No Advisory or Fiduciary Responsibility In connection with all aspects of each transaction contemplated hereby (including in connection with any amendment, waiver or other modification hereof or of any other Loan Document), the Borrower acknowledges and agrees that: (i) (A) the arranging and other services regarding this Agreement provided by the Lenders are arm’s-length commercial transactions between the Borrower and its Affiliates, on the one hand, and the Lenders and their Affiliates, on the other hand, (B) the Borrower has consulted its own legal, accounting, regulatory and tax advisors to the extent it has deemed appropriate, and (C) the Borrower is capable of evaluating, and understands and accepts, the terms, risks and conditions of the transactions contemplated hereby and by the other Loan Documents; (ii) (A) each of the Lenders and their Affiliates is and has been acting solely as a principal and, except as expressly agreed in writing by the relevant parties, has not been, is not, and will not be acting as an advisor, agent or fiduciary for the Borrower or any of its Affiliates, or any other Person and (B) no Lender or any of its Affiliates has any obligation to the Borrower or any of its Affiliates with respect to the transactions contemplated hereby except, in the case of a Lender, those obligations expressly set forth herein and in the other Loan Documents; and (iii) each of the Lenders and their respective Affiliates may be engaged in a broad range of transactions that involve interests that differ from those of the Borrower and its Affiliates, and no Lender or any of its Affiliates has any obligation to disclose any of such interests to the Borrower or its Affiliates. To the fullest extent permitted by law, the Borrower hereby waives and releases any claims that it may have against each of the Lenders and their Affiliates with respect to any breach or alleged breach of agency or fiduciary duty in connection with any aspect of any transaction contemplated hereby.

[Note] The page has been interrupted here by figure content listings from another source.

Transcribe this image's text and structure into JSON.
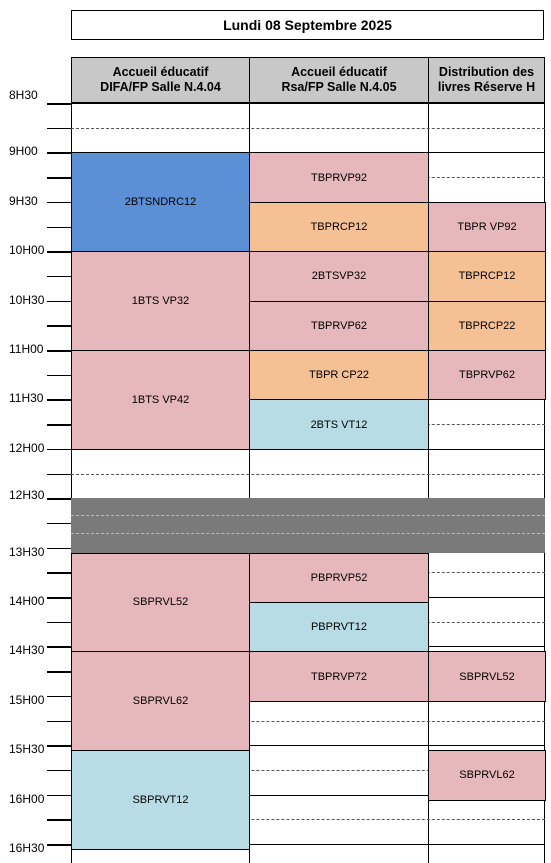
{
  "header": {
    "date": "Lundi 08 Septembre 2025"
  },
  "columns": [
    {
      "line1": "Accueil éducatif",
      "line2": "DIFA/FP Salle N.4.04"
    },
    {
      "line1": "Accueil éducatif",
      "line2": "Rsa/FP Salle N.4.05"
    },
    {
      "line1": "Distribution des",
      "line2": "livres Réserve H"
    }
  ],
  "times": [
    "8H30",
    "9H00",
    "9H30",
    "10H00",
    "10H30",
    "11H00",
    "11H30",
    "12H00",
    "12H30",
    "13H30",
    "14H00",
    "14H30",
    "15H00",
    "15H30",
    "16H00",
    "16H30"
  ],
  "blocks": [
    {
      "col": 0,
      "label": "2BTSNDRC12",
      "color": "#5b8fd6"
    },
    {
      "col": 1,
      "label": "TBPRVP92",
      "color": "#e6b8bc"
    },
    {
      "col": 1,
      "label": "TBPRCP12",
      "color": "#f6c095"
    },
    {
      "col": 2,
      "label": "TBPR VP92",
      "color": "#e6b8bc"
    },
    {
      "col": 0,
      "label": "1BTS VP32",
      "color": "#e6b8bc"
    },
    {
      "col": 1,
      "label": "2BTSVP32",
      "color": "#e6b8bc"
    },
    {
      "col": 2,
      "label": "TBPRCP12",
      "color": "#f6c095"
    },
    {
      "col": 1,
      "label": "TBPRVP62",
      "color": "#e6b8bc"
    },
    {
      "col": 2,
      "label": "TBPRCP22",
      "color": "#f6c095"
    },
    {
      "col": 0,
      "label": "1BTS VP42",
      "color": "#e6b8bc"
    },
    {
      "col": 1,
      "label": "TBPR CP22",
      "color": "#f6c095"
    },
    {
      "col": 2,
      "label": "TBPRVP62",
      "color": "#e6b8bc"
    },
    {
      "col": 1,
      "label": "2BTS VT12",
      "color": "#b8dce5"
    },
    {
      "col": 0,
      "label": "SBPRVL52",
      "color": "#e6b8bc"
    },
    {
      "col": 1,
      "label": "PBPRVP52",
      "color": "#e6b8bc"
    },
    {
      "col": 1,
      "label": "PBPRVT12",
      "color": "#b8dce5"
    },
    {
      "col": 0,
      "label": "SBPRVL62",
      "color": "#e6b8bc"
    },
    {
      "col": 1,
      "label": "TBPRVP72",
      "color": "#e6b8bc"
    },
    {
      "col": 2,
      "label": "SBPRVL52",
      "color": "#e6b8bc"
    },
    {
      "col": 0,
      "label": "SBPRVT12",
      "color": "#b8dce5"
    },
    {
      "col": 2,
      "label": "SBPRVL62",
      "color": "#e6b8bc"
    }
  ]
}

No Advisory or Fiduciary Relationship The Company acknowledges and agrees that (a) the purchase and sale of the Offered Shares pursuant to this Agreement, including the determination of the public offering price of the Offered Shares and any related discounts and commissions, is an arm’s-length commercial transaction between the Company, on the one hand, and the several Underwriters, on the other hand, (b) in connection with the offering contemplated hereby and the process leading to such transaction, each Underwriter is and has been acting solely as a principal and is not the agent or fiduciary of the Company, or its stockholders, creditors, employees or any other party, (c) no Underwriter has assumed or will assume an advisory or fiduciary responsibility in favor of the Company with respect to the offering contemplated hereby or the process leading thereto (irrespective of whether such Underwriter has advised or is currently advising the Company on other matters) and no Underwriter has any obligation to the Company with respect to the offering contemplated hereby except the obligations expressly set forth in this Agreement, (d) the Underwriters and their respective affiliates may be engaged in a broad range of transactions that involve interests that differ from those of the Company, and (e) the Underwriters have not provided any legal, accounting, regulatory or tax advice with respect to the offering contemplated hereby and the Company has consulted its own legal, accounting, regulatory and tax advisors to the extent it deemed appropriate.
Named Fiduciary The Company shall be the named fiduciary and plan administrator under this Agreement. It may delegate to others certain aspects of the management and operational responsibilities including the employment of advisors and the delegation of ministerial duties to qualified individuals.